In math, we think of operating on numbers, but we can also operate on booleans, strings, and other data types.
Unary, Binary, Ternary operators
The prefix is the important part here. "Un-", meaning one, is an operator that operates on one input. Likewise, "bin-" and "ter-" mean two and three respectively.
Here are some examples.
- !x (Not): A unary operator that flips a boolean value. For instance "true == !false" is true. To read this operator, just substitute the word "not" for the symbol "!".
- x > y (Greater than): A binary operator that takes in two values and returns true if the left side is greater than the right side.
- x ? y : z (Conditional operator): A ternary operator that takes in a boolean for the first value, and then if it's true, returns the second.
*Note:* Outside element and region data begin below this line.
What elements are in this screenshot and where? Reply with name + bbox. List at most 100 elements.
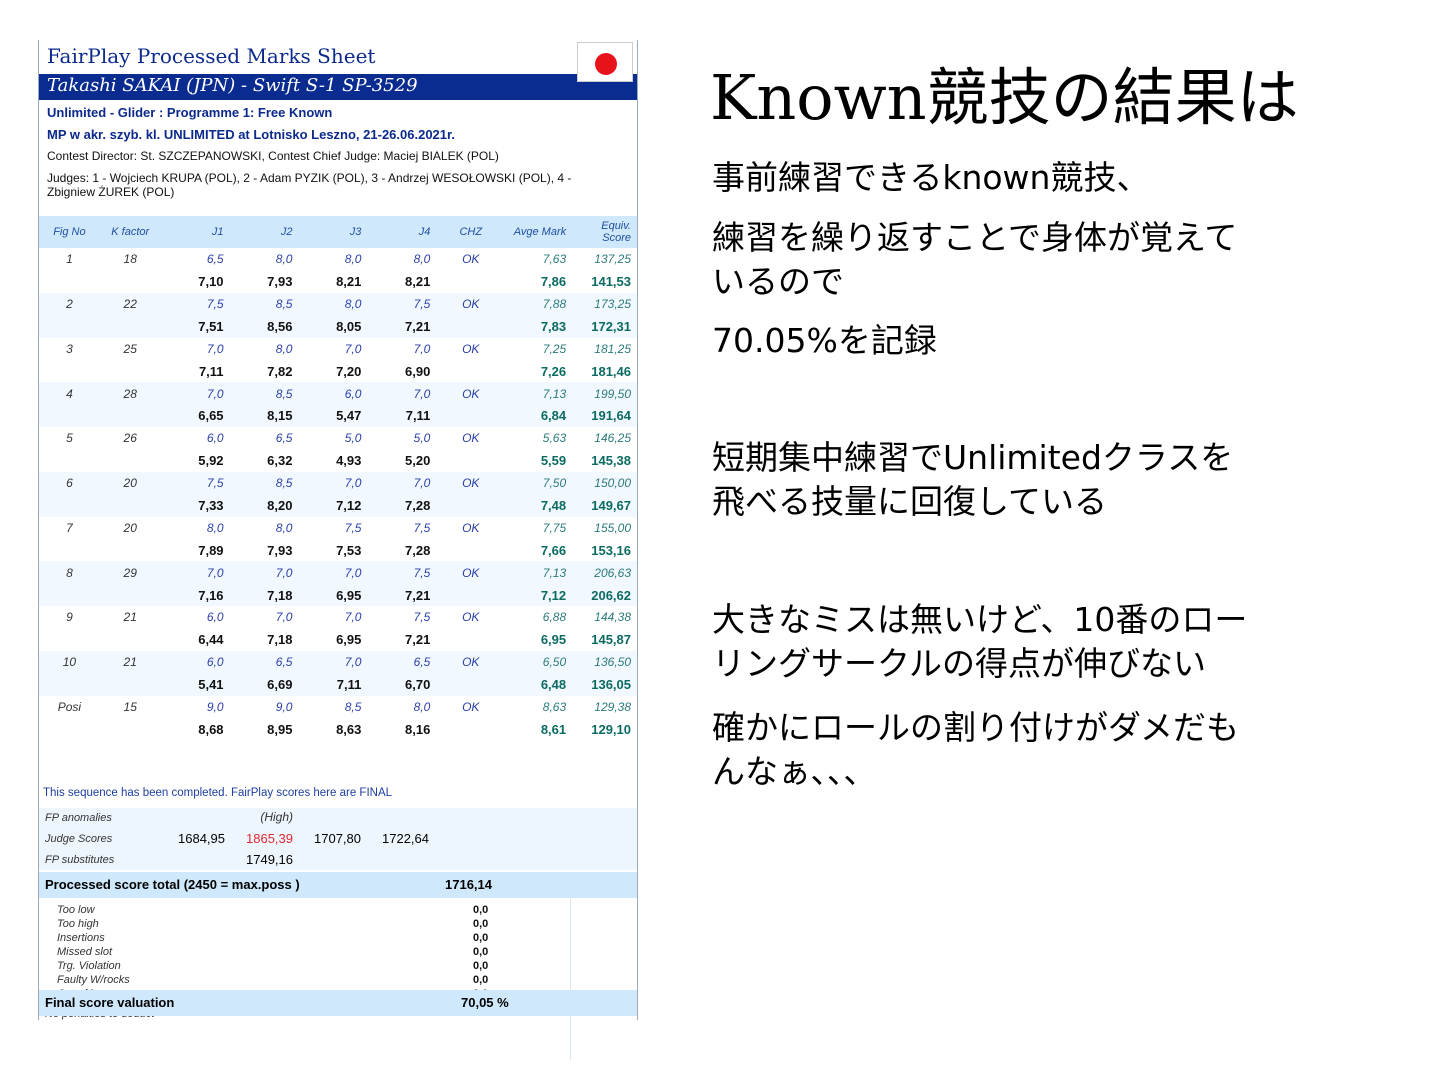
fp-anomalies-label: FP anomalies: [45, 812, 112, 824]
figure-number: 8: [39, 561, 100, 584]
figure-row: 10 21 6,0 6,5 7,0 6,5 OK 6,50 136,50: [39, 651, 637, 674]
slide-text-2b: いるので: [712, 262, 844, 301]
figure-number: 3: [66, 341, 73, 356]
penalty-label: Insertions: [57, 932, 105, 944]
judge-mark: 9,0: [206, 700, 224, 714]
penalty-value: 0,0: [473, 932, 489, 944]
fp-average: 6,84: [505, 404, 573, 428]
fairplay-row: 8,68 8,95 8,63 8,16 8,61 129,10: [39, 718, 637, 740]
penalty-label: Too high: [57, 918, 99, 930]
fp-judge-score: 8,21: [336, 274, 362, 290]
fp-equiv-score: 206,62: [572, 583, 637, 607]
chz-status: OK: [462, 700, 480, 714]
equiv-score: 173,25: [572, 292, 637, 316]
empty-cell: [39, 270, 100, 292]
fp-judge-score: 7,12: [298, 494, 368, 517]
penalty-values: 0,00,00,00,00,00,00,0: [473, 903, 488, 1001]
fp-equiv-score: 145,38: [591, 453, 631, 469]
figure-row: 8 29 7,0 7,0 7,0 7,5 OK 7,13 206,63: [39, 561, 637, 584]
slide-text-3: 70.05%を記録: [712, 321, 937, 360]
k-factor: 28: [99, 382, 161, 405]
chz-status: OK: [462, 341, 480, 356]
empty-cell: [100, 360, 161, 382]
slide-text-4a: 短期集中練習でUnlimitedクラスを: [712, 438, 1234, 477]
judge-mark: 6,0: [298, 382, 368, 405]
judge-mark: 8,0: [413, 252, 431, 267]
figure-row: 7 20 8,0 8,0 7,5 7,5 OK 7,75 155,00: [39, 517, 637, 539]
empty-cell: [436, 270, 505, 292]
empty-cell: [39, 315, 100, 338]
fp-judge-score: 8,20: [229, 494, 299, 517]
fp-judge-score: 7,82: [267, 363, 293, 379]
judges-line-1: Judges: 1 - Wojciech KRUPA (POL), 2 - Ad…: [47, 171, 572, 185]
figure-number: 5: [66, 431, 73, 446]
fp-summary: FP anomalies (High) Judge Scores 1684,95…: [39, 808, 637, 870]
fairplay-row: 7,51 8,56 8,05 7,21 7,83 172,31: [39, 315, 637, 338]
judge-scores-label: Judge Scores: [45, 833, 113, 845]
chz-status: OK: [436, 651, 506, 674]
slide-text-5b: リングサークルの得点が伸びない: [712, 644, 1207, 683]
figure-row: 5 26 6,0 6,5 5,0 5,0 OK 5,63 146,25: [39, 427, 637, 449]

If it's not true, returns the third. This funny little operator can save some mental overhead when used correctly. Just don't chain conditional operators together please.
Assignment vs Comparison Operators
You may have realized that "=" is an operator. In programming, you could assign something like, "x is equal to y," or you can compare something like, "is x equal to y?"
In both cases you would write that our more or less like "x = y". So programming languages often specify the assignment with one equals sign and the comparison operator with two. A valid example looks like this:
// assignment "=" var x = true; var y = false; // comparison "==" if (x == y) Console.WriteLine("x and y are equal"); else if (x == true) Console.WriteLine("x is true");
Operators vs Functions
One thing that interests me is that an operator is almost like a special type of predefined function. If you think about it, functions take in 0-n parameters and return 0-1 values. We could replace the add operator with an add function relatively easily. If I was going to design a language today, I might try that out.
I've told you what an operator is, but I haven't talked about many specific operators. Go look up boolean operators (as these are the basis for a lot of programs), and then make sure you understand the modulus operator. Learning these will give you practice replacing operator symbols with meaningful words, and then reading operations as a sentence in your head.